Help with Differential Backups

2 posts / 0 new
Last post
muskrat
muskrat's picture
Offline
Last seen: 2 years 4 months ago
Joined: 2005-12-09 08:24
Help with Differential Backups

First, let me say that I think Toucan is great! My un-compressed folder of 'synched' backup files went from 300+MB to ~100MB.

Second, I have been searching the support forums and the help files for answers but haven't found all of the answers to my questions. So I apologize up front if I didn't see that my questions have already been asked and answered.

Given:

  • Toucan PE version 3.0.4 running from C:\PortableApps folder
  • Windows 2000 SP4, with Admin permissions
  • Backup location is a mapped network drive, with separate folders to keep the BaseFile's separated
  • 3 Backup Jobs, set to Differential 7-Zip with Ultra Compression. Each have been run individually from the Toucan interface and they have each created a BaseFile.7z.

Questions:

  1. Is there a way to clean up 'empty' differential backups? For example I tested the second run of one of the Backup Jobs. It ran and created 2011-06-17-09-21.7z but since there were no changes to the folder in question, Toucan created and 'empty' file.
  2. I have the backup jobs scheduled individually via Windows Task Scheduler using the -j switch.

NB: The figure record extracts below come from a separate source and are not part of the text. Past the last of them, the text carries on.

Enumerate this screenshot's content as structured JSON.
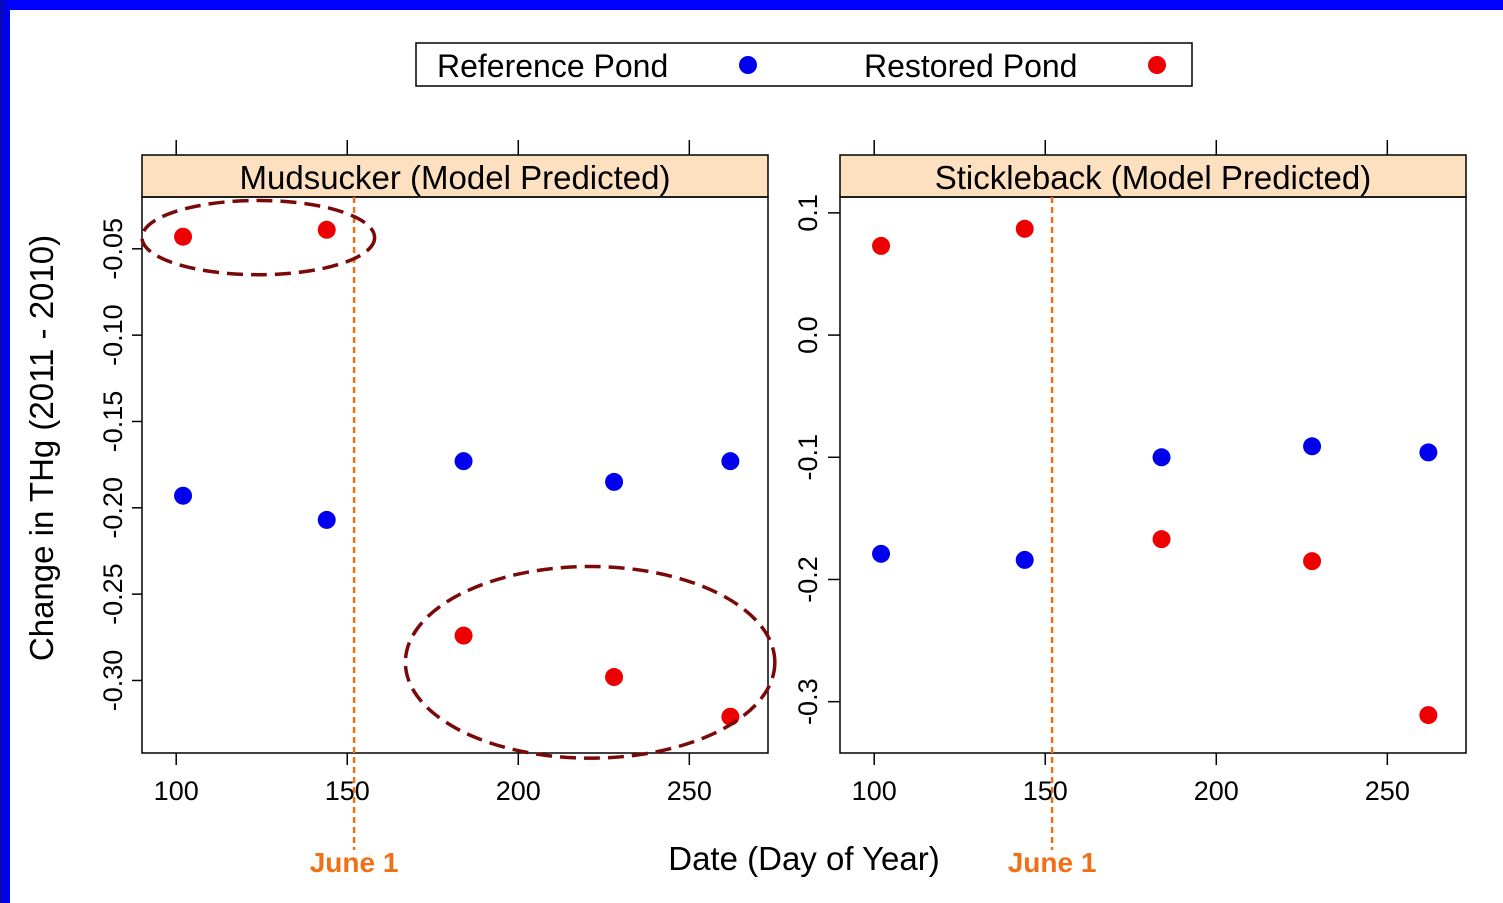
{
  "chart_data": {
    "type": "scatter",
    "xlabel": "Date (Day of Year)",
    "ylabel": "Change in THg (2011 - 2010)",
    "legend": {
      "placement": "top-center",
      "entries": [
        {
          "label": "Reference Pond",
          "color": "#0000ee"
        },
        {
          "label": "Restored Pond",
          "color": "#ee0000"
        }
      ]
    },
    "vline": {
      "x": 152,
      "label": "June 1",
      "color": "#f07018"
    },
    "x_ticks": [
      100,
      150,
      200,
      250
    ],
    "xlim": [
      90,
      273
    ],
    "panels": [
      {
        "title": "Mudsucker (Model Predicted)",
        "ylim": [
          -0.342,
          -0.02
        ],
        "y_ticks": [
          -0.05,
          -0.1,
          -0.15,
          -0.2,
          -0.25,
          -0.3
        ],
        "y_tick_labels": [
          "-0.05",
          "-0.10",
          "-0.15",
          "-0.20",
          "-0.25",
          "-0.30"
        ],
        "series": [
          {
            "name": "Reference Pond",
            "color": "#0000ee",
            "x": [
              102,
              144,
              184,
              228,
              262
            ],
            "y": [
              -0.193,
              -0.207,
              -0.173,
              -0.185,
              -0.173
            ]
          },
          {
            "name": "Restored Pond",
            "color": "#ee0000",
            "x": [
              102,
              144,
              184,
              228,
              262
            ],
            "y": [
              -0.043,
              -0.039,
              -0.274,
              -0.298,
              -0.321
            ]
          }
        ]
      },
      {
        "title": "Stickleback (Model Predicted)",
        "ylim": [
          -0.342,
          0.113
        ],
        "y_ticks": [
          0.1,
          0.0,
          -0.1,
          -0.2,
          -0.3
        ],
        "y_tick_labels": [
          "0.1",
          "0.0",
          "-0.1",
          "-0.2",
          "-0.3"
        ],
        "series": [
          {
            "name": "Reference Pond",
            "color": "#0000ee",
            "x": [
              102,
              144,
              184,
              228,
              262
            ],
            "y": [
              -0.179,
              -0.184,
              -0.1,
              -0.091,
              -0.096
            ]
          },
          {
            "name": "Restored Pond",
            "color": "#ee0000",
            "x": [
              102,
              144,
              184,
              228,
              262
            ],
            "y": [
              0.073,
              0.087,
              -0.167,
              -0.185,
              -0.311
            ]
          }
        ]
      }
    ],
    "highlights": [
      {
        "panel": 0,
        "x": [
          90,
          158
        ],
        "y": [
          -0.065,
          -0.022
        ]
      },
      {
        "panel": 0,
        "x": [
          167,
          275
        ],
        "y": [
          -0.345,
          -0.234
        ]
      }
    ]
  }
}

I created a script using the Toucan script tab to chain the 3 jobs together and they run from the Toucan interface, but not when I try to launch via the scheduler command line. I used the following , but all I get is a command window that opens then closes before it displays anything.
    C:\PortableApps\Toucan\Toucan.exe -s Daily

    The same is true when attempting to launch from a command window.>

kethal
Offline
Last seen: 12 years 9 months ago
Joined: 2010-09-21 15:06
Find empty files

If you have Cygwin installed, you could use the find command with an -exec option to delete the files.

find . -name '*.7z' -size 0 -exec rm '{}' \;

You should check that first to make sure you don't delete a bunch of stuff on accident.

I don't know of a way to do it with basic Windows commands.